CP-MoE framework solves catastrophic forgetting with transient expert routing
A new MoE method achieves SOTA on SuperNI and VQA v2 while reducing parameter interference.
A team of researchers from UNSW Sydney (Yang Liu, Toan Nguyen, Flora D. Salim) has introduced CP-MoE (Consistency-Preserving Mixture-of-Experts), a novel framework for continual learning that tackles catastrophic forgetting in large language models (LLMs) and vision-language models (VLMs). Traditional MoE continual learning methods using LoRA have a fundamental trade-off: they either isolate experts too aggressively, limiting knowledge transfer, or allow task-specific updates to overwrite important parameters, causing severe forgetting. CP-MoE breaks this deadlock with two key innovations: a consistency-preserving routing bias that uses a transient expert to estimate representation similarity with stable experts and guide routing toward compatible selections, and a transient expert-guided regularization mechanism that selectively protects important historical parameters during merging.
Validated on both unimodal and multimodal benchmarks, CP-MoE achieves state-of-the-art results on the SuperNI benchmark (spanning diverse sequential language tasks) and demonstrates stronger zero-shot transfer to unseen tasks. On the VQA v2 dataset, CP-MoE scales effectively to multimodal visual reasoning, consistently reducing forgetting and outperforming strong MoE baselines. By preserving cross-task knowledge transfer while reducing parameter interference, CP-MoE offers a practical path for deploying continually learning MoE models in real-world applications where models must adapt to new tasks without forgetting previous ones.

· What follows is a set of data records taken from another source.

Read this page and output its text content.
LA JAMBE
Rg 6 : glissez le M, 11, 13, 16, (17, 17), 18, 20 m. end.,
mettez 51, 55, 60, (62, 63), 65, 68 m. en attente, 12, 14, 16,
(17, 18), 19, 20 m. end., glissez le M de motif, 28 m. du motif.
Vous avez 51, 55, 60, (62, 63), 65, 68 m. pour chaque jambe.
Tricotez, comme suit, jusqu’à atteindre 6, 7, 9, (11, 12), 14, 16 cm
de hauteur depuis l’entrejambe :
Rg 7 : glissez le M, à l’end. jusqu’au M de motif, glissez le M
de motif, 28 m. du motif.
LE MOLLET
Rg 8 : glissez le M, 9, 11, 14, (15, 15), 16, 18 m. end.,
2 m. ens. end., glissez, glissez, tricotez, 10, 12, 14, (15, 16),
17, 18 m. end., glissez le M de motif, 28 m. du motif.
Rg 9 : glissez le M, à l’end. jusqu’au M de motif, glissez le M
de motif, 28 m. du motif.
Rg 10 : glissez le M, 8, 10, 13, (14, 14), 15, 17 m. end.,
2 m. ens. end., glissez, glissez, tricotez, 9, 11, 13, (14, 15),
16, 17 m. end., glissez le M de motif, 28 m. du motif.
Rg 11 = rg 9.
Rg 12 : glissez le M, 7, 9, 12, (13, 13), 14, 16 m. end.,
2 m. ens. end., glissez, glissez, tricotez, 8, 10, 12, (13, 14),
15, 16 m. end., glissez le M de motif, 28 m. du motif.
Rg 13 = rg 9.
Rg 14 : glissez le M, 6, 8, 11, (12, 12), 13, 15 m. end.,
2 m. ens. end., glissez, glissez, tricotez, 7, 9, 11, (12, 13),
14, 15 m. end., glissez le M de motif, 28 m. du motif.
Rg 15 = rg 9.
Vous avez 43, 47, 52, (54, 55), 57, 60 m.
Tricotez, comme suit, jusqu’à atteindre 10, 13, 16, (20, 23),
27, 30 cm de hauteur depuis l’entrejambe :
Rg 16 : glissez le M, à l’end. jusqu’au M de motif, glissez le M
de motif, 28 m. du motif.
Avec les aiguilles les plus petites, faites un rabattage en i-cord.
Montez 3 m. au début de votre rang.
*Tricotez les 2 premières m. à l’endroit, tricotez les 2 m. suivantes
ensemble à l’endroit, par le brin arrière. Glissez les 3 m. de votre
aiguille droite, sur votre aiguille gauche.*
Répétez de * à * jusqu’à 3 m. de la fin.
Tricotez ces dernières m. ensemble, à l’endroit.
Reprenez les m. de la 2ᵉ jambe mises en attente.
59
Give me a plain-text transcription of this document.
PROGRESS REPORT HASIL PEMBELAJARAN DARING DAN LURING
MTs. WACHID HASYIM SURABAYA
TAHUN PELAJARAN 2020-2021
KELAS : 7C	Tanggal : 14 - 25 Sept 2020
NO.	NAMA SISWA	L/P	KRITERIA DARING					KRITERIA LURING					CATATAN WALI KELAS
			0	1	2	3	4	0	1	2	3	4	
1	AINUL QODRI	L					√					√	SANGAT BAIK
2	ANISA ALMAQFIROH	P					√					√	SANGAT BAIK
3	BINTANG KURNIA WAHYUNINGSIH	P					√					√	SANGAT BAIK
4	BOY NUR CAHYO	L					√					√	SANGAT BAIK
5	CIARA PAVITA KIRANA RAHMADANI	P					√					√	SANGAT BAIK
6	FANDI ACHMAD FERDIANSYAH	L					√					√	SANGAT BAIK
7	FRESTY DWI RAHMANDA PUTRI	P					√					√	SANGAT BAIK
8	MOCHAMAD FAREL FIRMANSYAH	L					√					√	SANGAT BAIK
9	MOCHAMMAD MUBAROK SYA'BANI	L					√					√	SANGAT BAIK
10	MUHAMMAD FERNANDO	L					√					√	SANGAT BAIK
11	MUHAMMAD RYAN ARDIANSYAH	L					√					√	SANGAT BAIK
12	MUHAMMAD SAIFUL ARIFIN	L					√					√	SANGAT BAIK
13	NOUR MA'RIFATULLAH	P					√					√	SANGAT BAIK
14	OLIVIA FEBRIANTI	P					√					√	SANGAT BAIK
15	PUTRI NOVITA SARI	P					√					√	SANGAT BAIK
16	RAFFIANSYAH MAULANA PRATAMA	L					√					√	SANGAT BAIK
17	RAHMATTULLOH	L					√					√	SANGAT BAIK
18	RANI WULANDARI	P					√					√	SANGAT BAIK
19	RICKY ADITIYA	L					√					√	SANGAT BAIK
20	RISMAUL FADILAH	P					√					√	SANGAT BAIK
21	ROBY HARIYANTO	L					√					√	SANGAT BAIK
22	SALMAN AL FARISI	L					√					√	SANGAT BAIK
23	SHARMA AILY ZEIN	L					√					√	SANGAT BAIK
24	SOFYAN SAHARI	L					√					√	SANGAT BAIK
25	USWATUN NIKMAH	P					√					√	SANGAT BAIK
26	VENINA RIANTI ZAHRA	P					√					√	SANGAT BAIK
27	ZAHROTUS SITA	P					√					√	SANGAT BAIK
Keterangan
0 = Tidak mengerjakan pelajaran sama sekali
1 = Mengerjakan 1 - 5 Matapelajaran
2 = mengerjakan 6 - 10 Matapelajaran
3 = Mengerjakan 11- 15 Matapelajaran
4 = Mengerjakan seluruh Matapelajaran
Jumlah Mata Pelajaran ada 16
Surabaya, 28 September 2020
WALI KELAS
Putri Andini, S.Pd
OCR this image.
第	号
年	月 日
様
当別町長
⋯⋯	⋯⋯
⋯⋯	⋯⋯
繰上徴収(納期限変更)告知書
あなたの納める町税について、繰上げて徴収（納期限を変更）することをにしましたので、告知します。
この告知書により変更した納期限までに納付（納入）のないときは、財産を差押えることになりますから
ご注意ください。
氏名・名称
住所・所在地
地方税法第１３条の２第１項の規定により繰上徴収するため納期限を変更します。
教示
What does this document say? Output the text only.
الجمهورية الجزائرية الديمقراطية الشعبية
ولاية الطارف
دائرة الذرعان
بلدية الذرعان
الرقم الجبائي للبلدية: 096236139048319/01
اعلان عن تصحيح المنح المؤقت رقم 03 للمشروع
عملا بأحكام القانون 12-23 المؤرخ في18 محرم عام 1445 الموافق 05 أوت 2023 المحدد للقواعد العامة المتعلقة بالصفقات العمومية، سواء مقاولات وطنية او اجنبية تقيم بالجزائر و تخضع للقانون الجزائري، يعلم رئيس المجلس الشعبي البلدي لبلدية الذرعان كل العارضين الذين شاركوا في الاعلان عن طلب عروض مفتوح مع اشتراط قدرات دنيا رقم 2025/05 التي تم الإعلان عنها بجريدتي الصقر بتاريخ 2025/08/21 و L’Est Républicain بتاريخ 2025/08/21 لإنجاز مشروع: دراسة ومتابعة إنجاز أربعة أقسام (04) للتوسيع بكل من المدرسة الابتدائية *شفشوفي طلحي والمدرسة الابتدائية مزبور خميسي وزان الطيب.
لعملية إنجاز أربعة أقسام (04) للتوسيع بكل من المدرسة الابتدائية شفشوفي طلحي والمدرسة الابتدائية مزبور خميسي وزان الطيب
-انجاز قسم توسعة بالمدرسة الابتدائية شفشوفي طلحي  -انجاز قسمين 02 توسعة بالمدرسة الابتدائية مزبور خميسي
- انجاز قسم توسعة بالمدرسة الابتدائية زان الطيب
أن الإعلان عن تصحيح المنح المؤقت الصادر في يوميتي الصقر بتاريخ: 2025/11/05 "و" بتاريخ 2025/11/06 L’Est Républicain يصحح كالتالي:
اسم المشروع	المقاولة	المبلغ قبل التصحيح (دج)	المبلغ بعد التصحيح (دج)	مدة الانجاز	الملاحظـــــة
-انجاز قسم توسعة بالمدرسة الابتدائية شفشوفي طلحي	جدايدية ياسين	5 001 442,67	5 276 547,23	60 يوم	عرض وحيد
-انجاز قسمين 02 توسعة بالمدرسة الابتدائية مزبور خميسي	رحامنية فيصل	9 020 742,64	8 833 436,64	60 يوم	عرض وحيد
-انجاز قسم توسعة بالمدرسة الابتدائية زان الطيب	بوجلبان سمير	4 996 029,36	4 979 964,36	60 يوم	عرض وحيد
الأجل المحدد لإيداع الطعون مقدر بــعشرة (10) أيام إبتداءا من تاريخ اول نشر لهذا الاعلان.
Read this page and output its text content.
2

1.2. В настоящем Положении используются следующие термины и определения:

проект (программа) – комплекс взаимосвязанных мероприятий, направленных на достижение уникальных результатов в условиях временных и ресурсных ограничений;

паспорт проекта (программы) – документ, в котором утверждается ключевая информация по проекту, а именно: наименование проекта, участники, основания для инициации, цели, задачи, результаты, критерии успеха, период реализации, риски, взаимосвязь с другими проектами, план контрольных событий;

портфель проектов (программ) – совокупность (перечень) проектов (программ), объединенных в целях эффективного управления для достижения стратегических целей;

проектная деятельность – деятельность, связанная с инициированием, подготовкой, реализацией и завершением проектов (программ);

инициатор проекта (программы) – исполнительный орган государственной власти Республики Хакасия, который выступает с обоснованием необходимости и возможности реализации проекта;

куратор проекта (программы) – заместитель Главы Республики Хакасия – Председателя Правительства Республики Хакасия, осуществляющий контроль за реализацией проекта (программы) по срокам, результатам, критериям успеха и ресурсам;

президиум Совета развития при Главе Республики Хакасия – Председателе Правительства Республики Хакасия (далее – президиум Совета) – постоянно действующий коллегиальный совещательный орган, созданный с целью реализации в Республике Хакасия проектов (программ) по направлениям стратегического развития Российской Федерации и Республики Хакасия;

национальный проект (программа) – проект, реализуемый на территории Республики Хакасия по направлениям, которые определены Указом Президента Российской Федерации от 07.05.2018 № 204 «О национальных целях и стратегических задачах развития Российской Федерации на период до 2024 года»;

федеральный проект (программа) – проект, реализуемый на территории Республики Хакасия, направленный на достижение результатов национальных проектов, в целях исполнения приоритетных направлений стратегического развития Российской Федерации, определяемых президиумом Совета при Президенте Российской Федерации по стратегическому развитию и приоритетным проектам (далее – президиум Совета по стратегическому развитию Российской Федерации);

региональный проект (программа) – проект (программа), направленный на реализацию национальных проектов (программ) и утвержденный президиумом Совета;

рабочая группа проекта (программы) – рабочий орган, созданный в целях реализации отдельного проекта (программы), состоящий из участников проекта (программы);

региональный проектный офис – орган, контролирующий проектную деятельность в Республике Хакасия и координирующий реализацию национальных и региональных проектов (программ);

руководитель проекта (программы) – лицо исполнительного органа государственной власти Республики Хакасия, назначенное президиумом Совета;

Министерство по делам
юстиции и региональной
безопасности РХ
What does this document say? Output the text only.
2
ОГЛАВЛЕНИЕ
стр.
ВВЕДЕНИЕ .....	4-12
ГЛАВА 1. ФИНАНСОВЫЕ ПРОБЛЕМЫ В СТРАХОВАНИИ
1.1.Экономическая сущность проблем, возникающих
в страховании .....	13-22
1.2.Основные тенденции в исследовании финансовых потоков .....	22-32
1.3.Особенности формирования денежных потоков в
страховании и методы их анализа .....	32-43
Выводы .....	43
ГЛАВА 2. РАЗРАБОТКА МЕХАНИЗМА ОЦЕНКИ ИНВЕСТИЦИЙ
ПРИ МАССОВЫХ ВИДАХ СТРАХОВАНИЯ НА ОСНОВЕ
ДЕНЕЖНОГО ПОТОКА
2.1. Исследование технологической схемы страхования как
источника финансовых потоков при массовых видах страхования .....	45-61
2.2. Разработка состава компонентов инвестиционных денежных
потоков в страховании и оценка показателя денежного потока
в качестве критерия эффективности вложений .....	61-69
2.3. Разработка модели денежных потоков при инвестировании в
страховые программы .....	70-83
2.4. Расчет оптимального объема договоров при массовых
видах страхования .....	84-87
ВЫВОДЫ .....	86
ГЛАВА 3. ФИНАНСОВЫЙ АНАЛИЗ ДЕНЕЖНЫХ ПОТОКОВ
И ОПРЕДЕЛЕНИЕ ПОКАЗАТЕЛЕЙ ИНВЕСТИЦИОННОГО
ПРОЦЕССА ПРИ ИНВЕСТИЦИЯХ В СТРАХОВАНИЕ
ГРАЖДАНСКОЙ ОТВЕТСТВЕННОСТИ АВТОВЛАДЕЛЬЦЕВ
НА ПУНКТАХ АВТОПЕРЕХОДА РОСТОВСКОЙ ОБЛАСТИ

- CP-MoE introduces a transient expert that captures early task-specific updates and guides integration into stable experts, reducing parameter interference.
- Achieves state-of-the-art performance on the SuperNI benchmark with stronger zero-shot transfer to unseen tasks.
- Scales to multimodal visual reasoning on VQA v2, consistently reducing forgetting compared to strong MoE baselines.
Why It Matters
CP-MoE enables LLMs/VLMs to learn new tasks without forgetting, critical for adaptive AI assistants and robotics.